The term “cancel culture” has become hotly contested of late. Critics say it is indiscriminately used to describe different degrees of mass opprobrium produced by transgressions that range from the trivial to the criminal. Now, while mob justice is never a particularly good idea, it is certainly true that some instances are more serious than others. Probably the worst kind involves a serious accusation made against a public figure, who is then investigated and cleared, but whose life and reputation are never allowed to completely recover.

I was reminded of this reading Claire Lehmann’s recent essay about the fate of Giovanni da Col, a young man driven from the journal he founded amid accusations of sexual and financial impropriety, despite the fact that these claims had been investigated and found to be baseless. Woody Allen, meanwhile, had his career belatedly derailed by the reemergence of child molestation allegations, first made by his estranged partner Mia Farrow during an ugly custody fight in 1992. These claims, too, were thoroughly investigated at the time and dismissed, but that has not prevented shame and reprisals 25 years later.

Injustices like these are obviously not unique to our time. If we look back 100 years or so, to the 1920s, we find similar instances of persecution and shunning that outlast vindication of the accused. It may be of little consolation to da Col and Allen today, but history has not been kind to those who participated in these campaigns and a lot more sympathetic to its victims.

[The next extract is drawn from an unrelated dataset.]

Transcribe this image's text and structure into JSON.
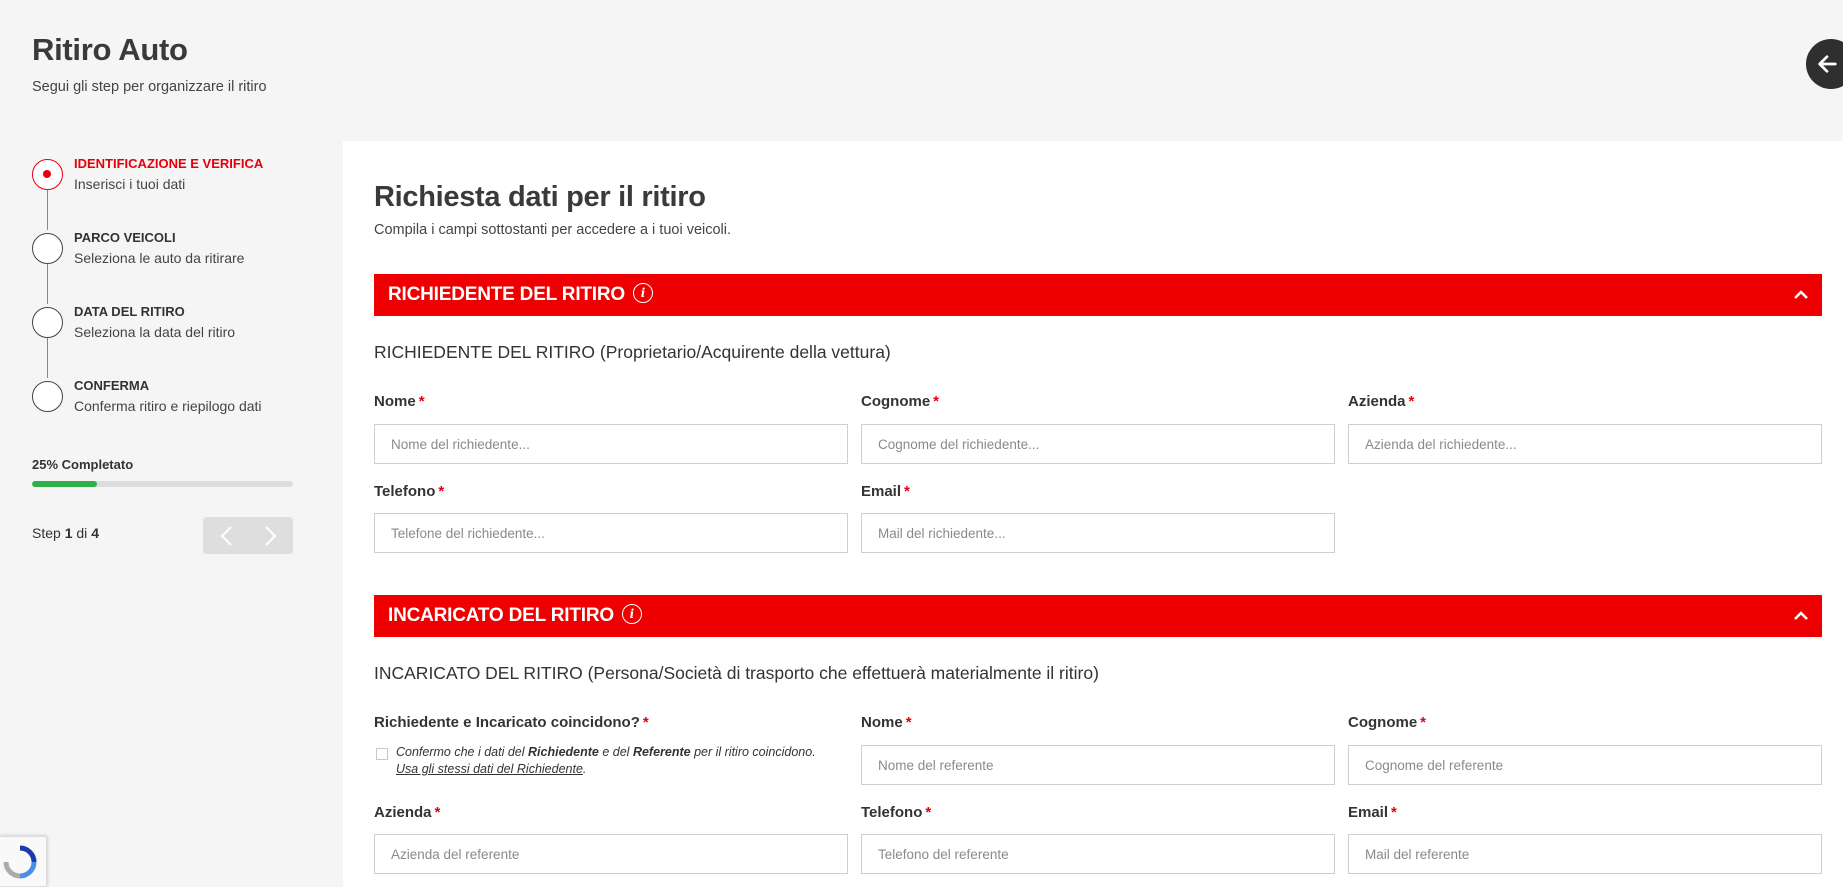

During the so-called Roaring Twenties, prizefighter Jack Dempsey was one of America’s biggest celebrities, his fame surpassed only by that of Babe Ruth, Charles Lindbergh, and a few stars of the silent screen. But in January of 1920, the San Francisco Chronicle published a letter by Dempsey’s ex-wife, Maxine, in which she accused the heavyweight champion of having illegally conspired with his manager and others to evade the draft during World War I. This was an explosive accusation. The war was still fresh in the minds of most Americans, many of whom had fought in it and/or lost loved ones in it. The idea that the country’s most famous fighting man might have illegally shirked his obligation to fight for his country struck many as scandalous. Soon editorial writers were calling Dempsey a slacker, a coward, or worse. In his biography of the champ, Jack Dempsey, The Manassa Mauler, writer Randy Roberts quotes this wretchedly wrought editorial from the New York Times as typical of the media pile-on that occurred after Maxine’s letter was published:

Dempsey says that he is not a draft dodger. Technical facts sustain him. His adherents assert that his negative patriotism, negative actions, brings [sic] him forth from the slacker shadows and put him, head up and dauntless, in the clear light of noble duty, nobly done…Dempsey, whose profession is fighting, whose living is combat, whose fame is battle; Dempsey, six feet one of strength, in the glowing splendor of youth, a man fashioned by nature as an athlete and a warrior—Dempsey did not go to the war, while weak-armed, strong-hearted clerks reeled under pack and rifle; while middle-aged men with families volunteered; while America asked for its manhood…There rests the reason for the Dempsey chorus of dispraise.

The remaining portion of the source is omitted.